美術館はスペクタクルを求める。商業施設はコンバージョンを求める。ホテルはSNS映えを求める。病院が必要とするものはより精密だ:自分の意思でそこに来たわけではない、怖がっている、痛みを感じている、あるいは人生を変えるかもしれない知らせを待っている人々に機能する技術。すべてのインタラクティブ要素は、不安を軽減し、アウトカムを改善し、回復を促進するものでなければならない。
本ガイドでは、何が機能し、費用はいくらか、そして院内でどう承認を得るかを包括的に解説する。
対象読者: 病院経営者、患者体験担当役員、チャイルド・ライフ・スペシャリスト、施設管理者で、臨床・非臨床スペースにインタラクティブ技術の導入を計画している方々。
要点まとめ
- 病院のインタラクティブ・インスタレーションは単室プロジェクション750万円から、診療科規模3億円超まで。病院資本予算、財団助成金、寄付キャンペーンが主な資金源
- 臨床研究でインタラクティブ・ディストラクションが小児の処置時疼痛を47〜75%軽減(VAS/FPS-Rスコア)、画像診断での鎮静不要化を実現
- インタラクティブ患者エンゲージメントシステム導入施設で患者満足度スコア5〜7%向上、診療報酬に直結
- デジタル院内案内システムで予約キャンセル最大20%削減、スタッフの道案内時間を300床病院で年間4,500時間以上節約
- ボディトラッキング・プロジェクション型インタラクションがタッチスクリーンに代替——感染対策と衛生管理がすべての表面を支配する臨床環境で必須
- カロリンスカ、クリーブランド・クリニック小児病院、ロマリンダで小児・外科・外来の各領域で測定可能な成果を実証
- 最も成功する病院インスタレーションは認知負荷を増やさずに臨床ストレスを軽減する——テクノロジーは注意を要求するのではなく環境に溶け込む
1. 臨床の緊張 — 病院が特殊な理由
1-1. 非自発的来訪者
インタラクティブ技術を導入するすべての施設が、固有の問いに直面する。動物園では「来園者がスクリーンを見て動物を見なくなるのでは?」。図書館では「テクノロジーで図書館がゲームセンターになるのでは?」。病院では、問いは本質的だ:
「このテクノロジーは、怯えている、痛みがある、あるいは認知機能が低下している患者を助けるのか——それとも状況を悪化させるのか?」
これは正しい問いだ。病院は自分の意思で来たわけではない唯一の来訪者を持つ。美術館の来館者は好奇心で来る。ホテルの宿泊客はリラックスしている。病院の患者は非自発的で、身体的・心理的な苦痛を抱え、認知的余裕が低下した状態にある。これからIVを受ける子どもがエンターテインメントを必要としているわけではない。針に気づかないほど完全に注意をリダイレクトすることが必要なのだ。
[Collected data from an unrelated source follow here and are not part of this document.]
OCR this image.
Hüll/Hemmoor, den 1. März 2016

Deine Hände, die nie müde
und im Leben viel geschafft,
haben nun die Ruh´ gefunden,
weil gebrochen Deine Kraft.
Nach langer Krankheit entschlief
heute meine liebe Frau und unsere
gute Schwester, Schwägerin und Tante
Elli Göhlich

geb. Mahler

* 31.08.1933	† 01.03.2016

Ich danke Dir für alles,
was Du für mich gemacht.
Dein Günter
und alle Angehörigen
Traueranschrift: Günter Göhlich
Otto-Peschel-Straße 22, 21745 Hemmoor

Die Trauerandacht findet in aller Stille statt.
この制約が病院のインスタレーションを最も設計が難しく——そして正しく実行された時に最も臨床的価値が高いものにしている。
1-2. テクノロジーが助ける場合 vs. 害する場合
| 臨床ストレスを増やす | 臨床ストレスを軽減する |
|---|---|
| 術前待合室の明るく刺激的なディスプレイ | CT室の没入型自然プロジェクション(閉所恐怖を驚きに置換) |
| 不安な状態でさらに操作を要求するタッチスクリーンキオスク | 説明不要で子どもの動きに反応するジェスチャートラッキング壁 |
| 付き添い者から患者を隔離するVRヘッドセット | 親子が一緒にインタラクトできるボディトラッキングプロジェクション |
| 不安を増幅する待ち時間表示デジタルサイネージ | 時計を見せずに待ち時間を短く感じさせるジェネラティブアート壁 |
成功するインスタレーションはテクノロジーを不安の軽減装置として扱う。注目を集めるためではない。臨床環境の臨床的な雰囲気を和らげる——患者に存在以外の何も要求せずに。
2. 何が機能するか — 病院で実証済みのインスタレーション類型
2-1. 小児ディストラクション・セラピー壁
ジェスチャートラッキングまたはプロジェクションベースの壁が、痛みを伴う処置や恐怖を伴う場面で子どもの注意をリダイレクトする。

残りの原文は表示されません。